Merge sections from different Wikipedia language versions.

Parameters:
  • sections – List of (source_wiki, lang, content) tuples. e.g., [(“enwiki”, “en”, “…”), (“frwiki”, “fr”, “…”)]

  • entity_name – Name of the entity being described.

  • section_heading – The section heading being merged.

Returns:

Merged text combining information from all sources.

class wikifuse.llm.MockLLMService(**_kwargs: Any)[source]

Bases: object

Mock LLM service for testing without API calls.

merge_sections(sections: list[tuple[str, str, str]], entity_name: str, section_heading: str) str[source]

Return combined content from all sections for testing.

wikifuse.diff

Utilities for comparing base-only vs merged Wikipedia articles.

class wikifuse.diff.ArticleStats(section_count: int = 0, reference_count: int = 0, word_count: int = 0, image_count: int = 0, section_names: list[str] = <factory>)[source]

Bases: object

Statistics about an article version.

image_count: int = 0
reference_count: int = 0
section_count: int = 0
section_names: list[str]
word_count: int = 0
class wikifuse.diff.ComparisonResult(qid: str, entity_name: str, base_lang: str, compare_langs: list[str], base_stats: ~wikifuse.diff.ArticleStats, merged_stats: ~wikifuse.diff.ArticleStats, new_sections: list[str] = <factory>, section_diffs: dict[str, ~wikifuse.diff.SectionDiff] = <factory>)[source]

Bases: object

Result of comparing base-only vs merged articles.

base_lang: str
base_stats: ArticleStats
compare_langs: list[str]
entity_name: str
merged_stats: ArticleStats
new_sections: list[str]
qid: str
section_diffs: dict[str, SectionDiff]
class wikifuse.diff.SectionDiff(title: str, base_word_count: int = 0, merged_word_count: int = 0, base_text: str = '', merged_text: str = '', is_new: bool = False)[source]

Bases: object

Diff information for a single section.

base_text: str = ''
base_word_count: int = 0
is_new: bool = False
merged_text: str = ''
merged_word_count: int = 0
title: str
wikifuse.diff.compare_articles(qid: str, base_lang: str, compare_langs: list[str], use_llm: bool = True, llm_model: str = 'gpt-4o-mini') ComparisonResult[source]

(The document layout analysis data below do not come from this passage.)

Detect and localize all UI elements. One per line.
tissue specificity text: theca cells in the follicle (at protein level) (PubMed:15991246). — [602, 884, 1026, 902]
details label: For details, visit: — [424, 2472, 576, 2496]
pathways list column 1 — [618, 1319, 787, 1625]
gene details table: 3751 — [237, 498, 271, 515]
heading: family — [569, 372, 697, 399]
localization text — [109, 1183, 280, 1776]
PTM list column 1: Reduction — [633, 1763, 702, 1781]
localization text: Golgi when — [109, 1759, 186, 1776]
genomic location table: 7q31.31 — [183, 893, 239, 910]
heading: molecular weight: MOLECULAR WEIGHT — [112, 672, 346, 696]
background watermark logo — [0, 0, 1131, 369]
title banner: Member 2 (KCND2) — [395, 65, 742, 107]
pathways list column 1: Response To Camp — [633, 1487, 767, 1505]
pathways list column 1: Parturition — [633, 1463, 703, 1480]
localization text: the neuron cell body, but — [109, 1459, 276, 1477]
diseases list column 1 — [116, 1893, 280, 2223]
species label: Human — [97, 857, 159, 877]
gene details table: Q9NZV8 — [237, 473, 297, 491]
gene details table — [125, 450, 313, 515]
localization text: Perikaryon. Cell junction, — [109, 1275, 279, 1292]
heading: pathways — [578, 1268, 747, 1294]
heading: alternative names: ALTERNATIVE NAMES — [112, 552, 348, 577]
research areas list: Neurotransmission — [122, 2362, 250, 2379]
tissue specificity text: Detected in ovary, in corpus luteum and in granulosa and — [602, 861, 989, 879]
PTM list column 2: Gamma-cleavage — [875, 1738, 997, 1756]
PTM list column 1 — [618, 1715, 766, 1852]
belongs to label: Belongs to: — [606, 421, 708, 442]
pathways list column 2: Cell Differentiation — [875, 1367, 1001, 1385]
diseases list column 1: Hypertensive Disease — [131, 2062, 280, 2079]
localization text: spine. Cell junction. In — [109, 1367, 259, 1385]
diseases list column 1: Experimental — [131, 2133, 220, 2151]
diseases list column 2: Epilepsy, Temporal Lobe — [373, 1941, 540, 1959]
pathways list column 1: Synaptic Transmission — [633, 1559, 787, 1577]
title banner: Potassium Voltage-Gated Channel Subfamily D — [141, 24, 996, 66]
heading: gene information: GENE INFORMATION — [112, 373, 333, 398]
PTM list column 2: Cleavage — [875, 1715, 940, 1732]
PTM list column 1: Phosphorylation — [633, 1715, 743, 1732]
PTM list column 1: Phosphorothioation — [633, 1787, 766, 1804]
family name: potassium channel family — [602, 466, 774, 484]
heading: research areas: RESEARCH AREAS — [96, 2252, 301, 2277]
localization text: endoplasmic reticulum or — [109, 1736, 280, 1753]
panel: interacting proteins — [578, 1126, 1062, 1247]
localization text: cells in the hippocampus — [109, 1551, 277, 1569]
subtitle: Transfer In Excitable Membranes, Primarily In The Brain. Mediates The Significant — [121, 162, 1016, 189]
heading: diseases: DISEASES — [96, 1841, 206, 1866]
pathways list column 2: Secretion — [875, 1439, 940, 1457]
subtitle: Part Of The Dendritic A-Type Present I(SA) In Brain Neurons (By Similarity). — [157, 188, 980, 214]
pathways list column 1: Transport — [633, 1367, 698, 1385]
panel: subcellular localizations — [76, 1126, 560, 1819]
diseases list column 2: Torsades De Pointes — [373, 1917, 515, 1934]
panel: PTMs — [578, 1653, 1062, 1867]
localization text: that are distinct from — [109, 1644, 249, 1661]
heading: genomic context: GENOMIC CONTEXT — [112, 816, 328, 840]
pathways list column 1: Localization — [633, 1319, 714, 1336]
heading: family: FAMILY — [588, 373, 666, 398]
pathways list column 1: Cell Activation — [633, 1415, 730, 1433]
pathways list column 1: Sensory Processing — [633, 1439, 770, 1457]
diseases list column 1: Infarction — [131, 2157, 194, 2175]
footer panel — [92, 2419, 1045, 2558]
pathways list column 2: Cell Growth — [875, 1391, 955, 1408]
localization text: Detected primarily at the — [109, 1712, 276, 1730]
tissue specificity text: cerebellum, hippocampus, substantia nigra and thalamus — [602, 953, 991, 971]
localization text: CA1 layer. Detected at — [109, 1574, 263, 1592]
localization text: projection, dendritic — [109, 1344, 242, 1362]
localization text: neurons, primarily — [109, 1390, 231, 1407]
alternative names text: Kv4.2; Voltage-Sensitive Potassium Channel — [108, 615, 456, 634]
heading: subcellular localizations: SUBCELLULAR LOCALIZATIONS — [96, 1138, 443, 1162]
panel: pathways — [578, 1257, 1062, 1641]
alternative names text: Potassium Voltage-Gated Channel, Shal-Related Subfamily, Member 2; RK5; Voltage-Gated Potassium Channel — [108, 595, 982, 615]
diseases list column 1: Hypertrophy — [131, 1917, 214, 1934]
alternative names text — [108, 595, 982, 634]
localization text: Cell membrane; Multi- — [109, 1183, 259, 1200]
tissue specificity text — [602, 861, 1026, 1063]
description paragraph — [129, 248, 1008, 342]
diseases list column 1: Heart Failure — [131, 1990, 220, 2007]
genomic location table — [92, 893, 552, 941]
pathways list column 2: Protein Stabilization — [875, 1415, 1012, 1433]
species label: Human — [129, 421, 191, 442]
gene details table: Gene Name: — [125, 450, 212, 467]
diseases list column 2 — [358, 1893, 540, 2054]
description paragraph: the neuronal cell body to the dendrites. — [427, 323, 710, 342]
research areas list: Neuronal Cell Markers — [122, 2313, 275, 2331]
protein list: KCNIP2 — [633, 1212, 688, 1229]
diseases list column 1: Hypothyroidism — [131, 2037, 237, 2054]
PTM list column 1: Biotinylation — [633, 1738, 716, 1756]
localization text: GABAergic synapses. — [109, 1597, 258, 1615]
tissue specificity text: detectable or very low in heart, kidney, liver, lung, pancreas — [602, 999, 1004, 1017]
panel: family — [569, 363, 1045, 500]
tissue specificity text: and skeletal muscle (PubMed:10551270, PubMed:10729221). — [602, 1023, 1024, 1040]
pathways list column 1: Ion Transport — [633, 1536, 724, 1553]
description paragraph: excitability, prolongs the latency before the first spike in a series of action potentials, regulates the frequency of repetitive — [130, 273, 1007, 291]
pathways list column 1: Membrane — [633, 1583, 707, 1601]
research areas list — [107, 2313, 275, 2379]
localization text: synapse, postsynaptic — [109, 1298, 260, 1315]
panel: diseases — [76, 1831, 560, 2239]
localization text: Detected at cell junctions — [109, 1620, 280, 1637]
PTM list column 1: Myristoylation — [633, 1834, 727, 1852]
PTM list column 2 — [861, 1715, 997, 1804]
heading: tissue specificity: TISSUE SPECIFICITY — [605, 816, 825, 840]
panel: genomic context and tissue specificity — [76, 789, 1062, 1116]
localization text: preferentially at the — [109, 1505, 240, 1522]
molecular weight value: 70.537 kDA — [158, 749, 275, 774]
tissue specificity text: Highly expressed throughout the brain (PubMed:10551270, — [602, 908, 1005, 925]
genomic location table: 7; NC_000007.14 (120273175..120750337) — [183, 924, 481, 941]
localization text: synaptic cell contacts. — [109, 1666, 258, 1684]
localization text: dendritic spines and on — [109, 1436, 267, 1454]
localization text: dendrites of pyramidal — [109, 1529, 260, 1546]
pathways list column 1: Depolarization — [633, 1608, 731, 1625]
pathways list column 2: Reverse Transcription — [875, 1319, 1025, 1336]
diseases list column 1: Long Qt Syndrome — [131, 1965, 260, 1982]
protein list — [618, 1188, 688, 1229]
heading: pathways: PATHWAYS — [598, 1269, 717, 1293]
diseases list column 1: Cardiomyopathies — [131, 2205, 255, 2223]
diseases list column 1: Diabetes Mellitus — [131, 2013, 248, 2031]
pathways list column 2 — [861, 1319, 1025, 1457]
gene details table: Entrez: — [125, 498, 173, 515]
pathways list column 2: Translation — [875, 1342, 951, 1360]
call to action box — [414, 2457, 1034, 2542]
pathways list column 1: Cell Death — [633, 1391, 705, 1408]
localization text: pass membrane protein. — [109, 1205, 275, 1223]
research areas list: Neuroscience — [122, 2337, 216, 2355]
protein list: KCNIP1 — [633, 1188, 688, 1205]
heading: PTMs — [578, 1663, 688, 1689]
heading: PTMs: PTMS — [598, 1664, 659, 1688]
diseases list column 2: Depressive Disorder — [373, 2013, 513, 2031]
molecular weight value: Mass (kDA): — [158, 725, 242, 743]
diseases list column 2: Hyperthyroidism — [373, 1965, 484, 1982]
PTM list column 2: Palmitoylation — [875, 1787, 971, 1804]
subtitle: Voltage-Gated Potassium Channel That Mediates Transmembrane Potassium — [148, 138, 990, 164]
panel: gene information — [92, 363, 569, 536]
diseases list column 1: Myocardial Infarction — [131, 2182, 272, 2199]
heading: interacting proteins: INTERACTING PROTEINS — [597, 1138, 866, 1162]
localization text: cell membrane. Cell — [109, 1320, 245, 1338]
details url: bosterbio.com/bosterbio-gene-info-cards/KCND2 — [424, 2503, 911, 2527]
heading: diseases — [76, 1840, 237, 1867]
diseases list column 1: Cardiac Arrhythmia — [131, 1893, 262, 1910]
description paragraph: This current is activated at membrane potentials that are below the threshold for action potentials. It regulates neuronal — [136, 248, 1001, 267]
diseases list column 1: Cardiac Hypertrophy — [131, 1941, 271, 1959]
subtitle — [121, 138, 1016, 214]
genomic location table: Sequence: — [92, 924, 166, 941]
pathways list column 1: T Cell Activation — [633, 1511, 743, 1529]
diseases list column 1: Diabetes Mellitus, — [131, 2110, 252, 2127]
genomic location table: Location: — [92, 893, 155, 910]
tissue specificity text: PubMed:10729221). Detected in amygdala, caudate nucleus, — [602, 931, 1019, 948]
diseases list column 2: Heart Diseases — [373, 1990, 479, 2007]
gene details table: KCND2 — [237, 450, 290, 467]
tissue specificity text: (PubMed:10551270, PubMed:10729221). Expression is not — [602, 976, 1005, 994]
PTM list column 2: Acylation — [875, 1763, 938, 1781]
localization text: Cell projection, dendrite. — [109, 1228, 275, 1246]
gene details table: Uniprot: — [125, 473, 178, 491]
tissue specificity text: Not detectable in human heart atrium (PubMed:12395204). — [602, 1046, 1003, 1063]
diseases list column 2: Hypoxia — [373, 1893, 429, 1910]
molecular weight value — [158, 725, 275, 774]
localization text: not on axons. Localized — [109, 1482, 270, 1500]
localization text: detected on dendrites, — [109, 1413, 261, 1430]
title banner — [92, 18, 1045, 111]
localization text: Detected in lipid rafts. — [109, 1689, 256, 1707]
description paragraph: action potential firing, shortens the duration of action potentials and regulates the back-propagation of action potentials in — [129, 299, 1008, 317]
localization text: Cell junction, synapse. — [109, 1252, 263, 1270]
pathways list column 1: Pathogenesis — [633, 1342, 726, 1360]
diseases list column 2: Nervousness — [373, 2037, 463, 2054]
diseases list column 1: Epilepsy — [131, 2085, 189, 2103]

Generate both base-only and merged versions and compute differences.

Parameters:
  • qid – Wikidata QID of the entity.

  • base_lang – Base language (typically “en”).

  • compare_langs – Languages to include in the merged version.

  • use_llm – Whether to use LLM for intelligent text merging.

  • llm_model – LLM model to use.

Returns:

ComparisonResult with statistics and diffs.

wikifuse.diff.generate_diff_html(comparison: ComparisonResult, output_path: str) None[source]

Generate side-by-side HTML comparison.

Parameters:
  • comparison – ComparisonResult from compare_articles().

  • output_path – Path to write the HTML file.

wikifuse.diff.print_stats(comparison: ComparisonResult) str[source]

Generate terminal-friendly statistics output.

Parameters:

comparison – ComparisonResult from compare_articles().

Returns:

Formatted string for terminal display.